Many of Jeny's outfits come with a common motif or style to suit the whole family.
Merry Pramono, a designer from Jakarta, went back to 1970s Britain to revive several styles, such as arm and collar design, creating simple kebaya outfits of her own.
Merry designed her garments as ready-to-wear deluxe clothes, with subtle details, such as beads and embroidery on the front, shoulder and arm panels, reminiscent of traditional Middle Eastern desert styles.
Ani Medina, a designer from West Java, traced the development of the local batik heritage and implanted the concept in her designs. She utilized the latest type of fabrics, such as chiffon silk, applying unique cutting techniques. In this way she created batik clothing for active, modern people.
A female outfit of her creation had a matching pattern for both the dress and the headscarf, with an unusual design.
Toera Imara from West Java had the concept 'Dazzling In The Past', which was inspired by the aura and visual associations of a Greek goddess.

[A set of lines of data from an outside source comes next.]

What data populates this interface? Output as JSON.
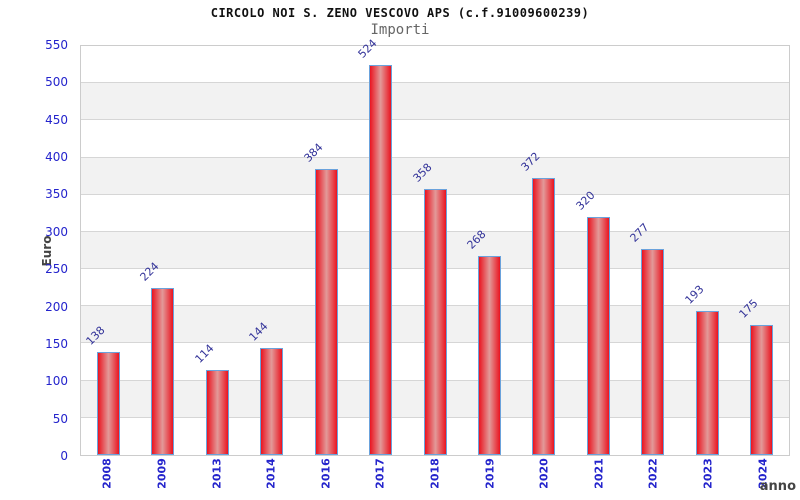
{
  "chart_data": {
    "type": "bar",
    "title": "CIRCOLO NOI S. ZENO VESCOVO APS (c.f.91009600239)",
    "subtitle": "Importi",
    "xlabel": "anno",
    "ylabel": "Euro",
    "categories": [
      "2008",
      "2009",
      "2013",
      "2014",
      "2016",
      "2017",
      "2018",
      "2019",
      "2020",
      "2021",
      "2022",
      "2023",
      "2024"
    ],
    "values": [
      138,
      224,
      114,
      144,
      384,
      524,
      358,
      268,
      372,
      320,
      277,
      193,
      175
    ],
    "ylim": [
      0,
      550
    ],
    "yticks": [
      0,
      50,
      100,
      150,
      200,
      250,
      300,
      350,
      400,
      450,
      500,
      550
    ],
    "legend": "none",
    "grid": "horizontal-lines-with-alternating-bands",
    "colors": {
      "bar_edge_red": "#ea1420",
      "bar_center_pink": "#e29a99",
      "bar_border_blue": "#6aa2dc",
      "tick_label_blue": "#2424cc",
      "value_label_navy": "#333399",
      "band_gray": "#f2f2f2",
      "gridline_gray": "#d6d6d6",
      "axis_title_gray": "#444444",
      "subtitle_gray": "#666666",
      "title_black": "#111111"
    }
  }
}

He told The Jakarta Post that his outfit was a sneak peek of what would become trendy in 2009. "Tribal and ethnic design is the next fashionable trend, so this authentic cultural theme should be accentuated, in synergy with stylistic conformity to Muslim dress codes."

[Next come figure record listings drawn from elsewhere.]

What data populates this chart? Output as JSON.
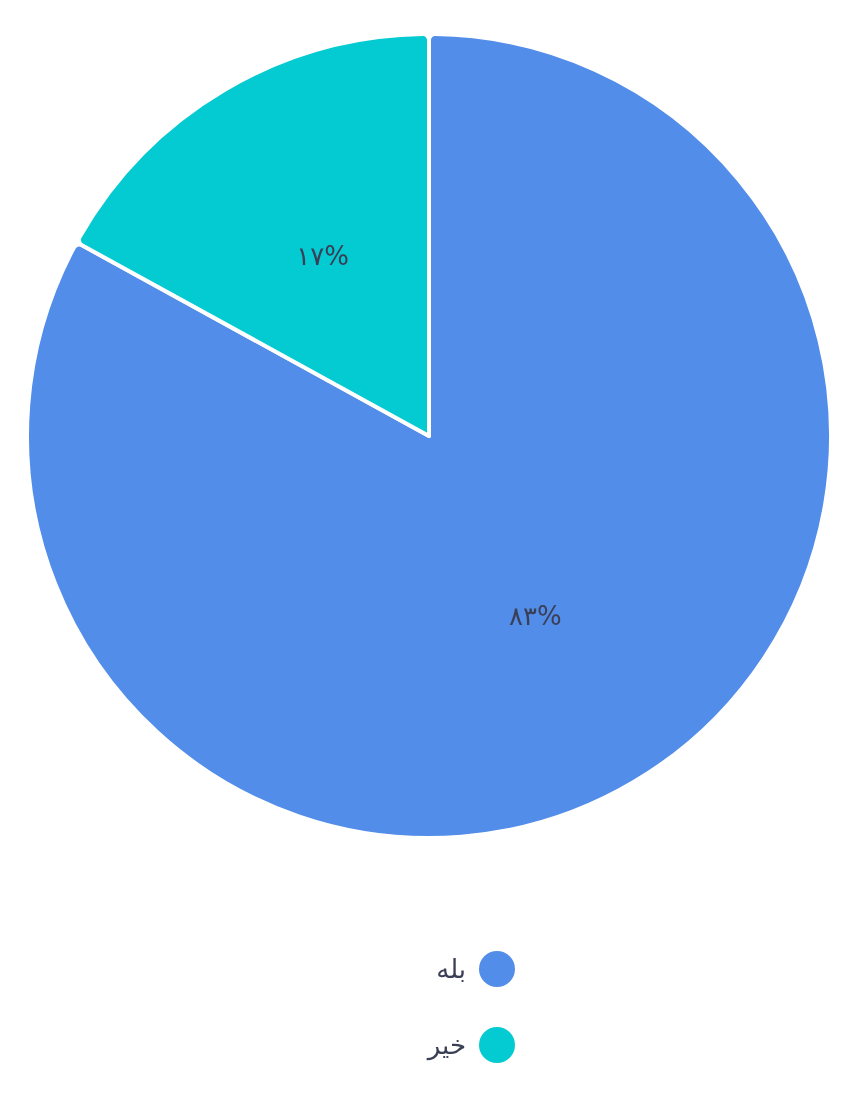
{
  "chart_data": {
    "type": "pie",
    "categories": [
      "بله",
      "خیر"
    ],
    "values": [
      83,
      17
    ],
    "value_labels": [
      "۸۳%",
      "۱۷%"
    ],
    "colors": [
      "#528de9",
      "#04cad1"
    ],
    "legend": "bottom"
  }
}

Toera, who has been creating Muslim attire for more than a decade, said that Indonesians in general still love to show themselves in public with extrovert and spectacular styles.
"That's why I utilized the color red and other shining colors, such as gold," said Toera, adding that he was not truly satisfied with the overall style of the show.
Nuniek Mawardi, who hails from West Java, tried to mix the beauty of the ikat from East Nusa Tenggara with an ancient Egyptian color palette. ExoPLAYism, a term she coined for her thematic concept, is both playful and colorful, but still in line with religious sensibilities.
The ikat, which are usually hand-made by women from East Nusa Tenggara portray various designs. Each tribe has its own distinct pattern and messages.
The symbiosis of two different cultures create a dynamic and sophisticated conjuncture of styles.
Herman Nuary, a designer from West Java, was inspired by the beauty of women who wear Muslim clothing, as they can be both trendy and fashionable. Herman uses materials such as chiffon and raw silk with embroidery and Swarovski stones providing details.
The other designers for the afternoon show were Ade Listiyani from West Sumatra and Raizal Rais from Jakarta.